In its full-year results for 2023 posted last month, the firm reported £10.8bn in profit as oil and gas prices cooled and refining profit margins thinned from the bonanza 2022 that saw the firm take a £21.6bn profit.

“Looking back, 2023 was a year of strong operational performance with real momentum in delivery right across the business,” said Auchincloss last month.

Shell’s chief executive Wael Sawan is expected to receive a pay package in the same region as Auchincloss when the oil and gas producer reports his pay on 14 March.

Shell and BP have made huge profits of a combined £75bn since the energy crisis began, triggered by Russia’s illegal war in Ukraine.

The news comes during a bruising week for the UK oil and gas sector, following Chancellor Jeremy Hunt’s decision to extend the energy profits levy on North Sea producers until the end of 2029.

Chief executive of Ithaca Energy Gilad Myerson said the tax extension “continues to significantly impact investment” in the area and sector and denied the existence of ‘windfall profits’ owing to lower oil and gas prices against 2022 levels.
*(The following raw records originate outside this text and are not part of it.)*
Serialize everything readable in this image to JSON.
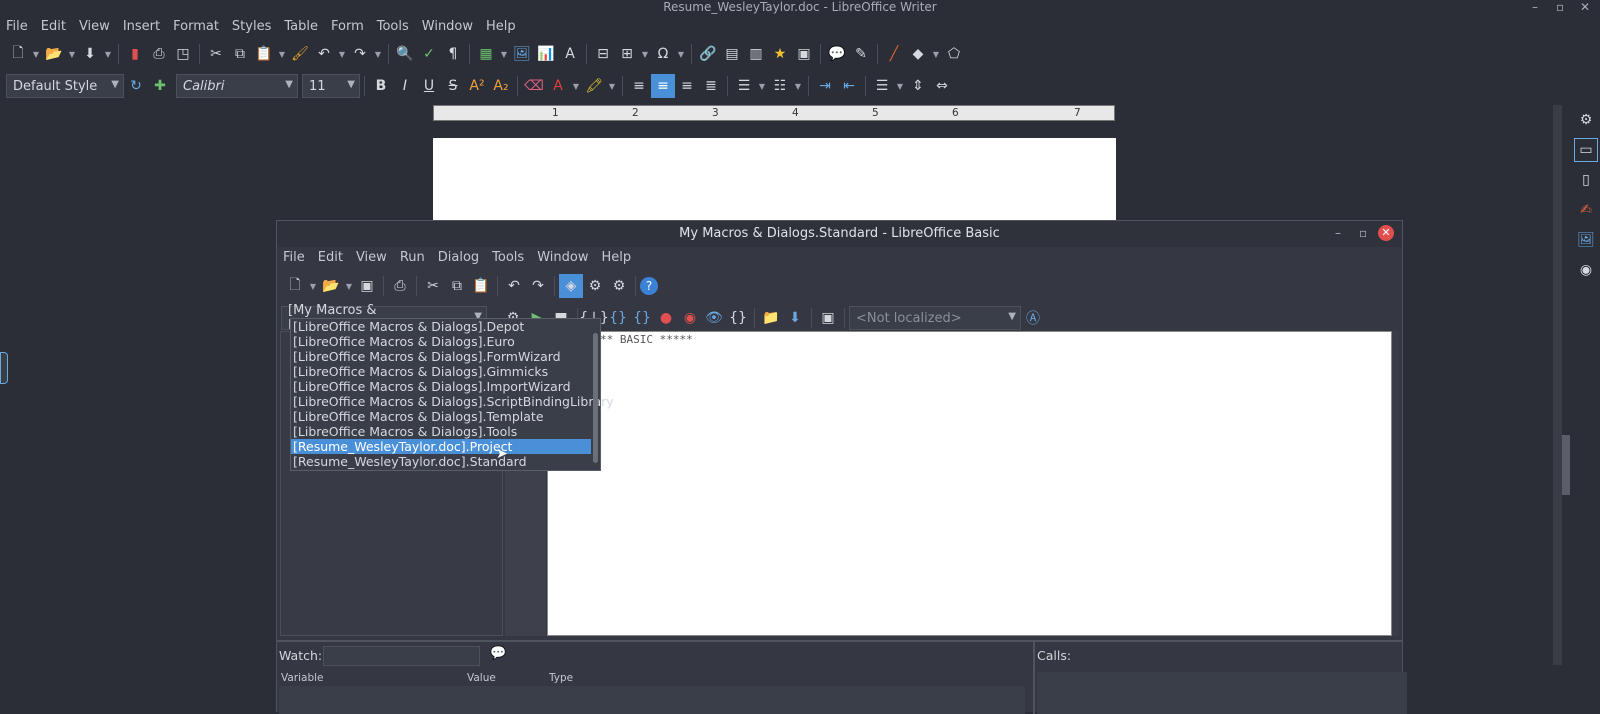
{
  "writer": {
    "title": "Resume_WesleyTaylor.doc - LibreOffice Writer",
    "menu": [
      "File",
      "Edit",
      "View",
      "Insert",
      "Format",
      "Styles",
      "Table",
      "Form",
      "Tools",
      "Window",
      "Help"
    ],
    "style_value": "Default Style",
    "font_value": "Calibri",
    "size_value": "11",
    "ruler_numbers": [
      "1",
      "2",
      "3",
      "4",
      "5",
      "6",
      "7"
    ],
    "window_controls": [
      "–",
      "▫",
      "✕"
    ]
  },
  "basic_ide": {
    "title": "My Macros & Dialogs.Standard - LibreOffice Basic",
    "menu": [
      "File",
      "Edit",
      "View",
      "Run",
      "Dialog",
      "Tools",
      "Window",
      "Help"
    ],
    "library_value": "[My Macros & Dialogs].Standa",
    "language_placeholder": "<Not localized>",
    "library_options": [
      "[LibreOffice Macros & Dialogs].Depot",
      "[LibreOffice Macros & Dialogs].Euro",
      "[LibreOffice Macros & Dialogs].FormWizard",
      "[LibreOffice Macros & Dialogs].Gimmicks",
      "[LibreOffice Macros & Dialogs].ImportWizard",
      "[LibreOffice Macros & Dialogs].ScriptBindingLibrary",
      "[LibreOffice Macros & Dialogs].Template",
      "[LibreOffice Macros & Dialogs].Tools",
      "[Resume_WesleyTaylor.doc].Project",
      "[Resume_WesleyTaylor.doc].Standard"
    ],
    "selected_index": 8,
    "code_line": "**  BASIC  *****",
    "watch_label": "Watch:",
    "calls_label": "Calls:",
    "col_variable": "Variable",
    "col_value": "Value",
    "col_type": "Type"
  }
}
A Shell spokesperson added to the ire, saying it marks, “yet another change to the UK oil and gas tax regime will further undermine industry confidence about investing in the North Sea.

“It will negatively impact companies’ ability to attract capital to deliver energy security for the UK today, invest in its transition to low carbon energy while supporting jobs and economic value to Britain,” the spokesperson added.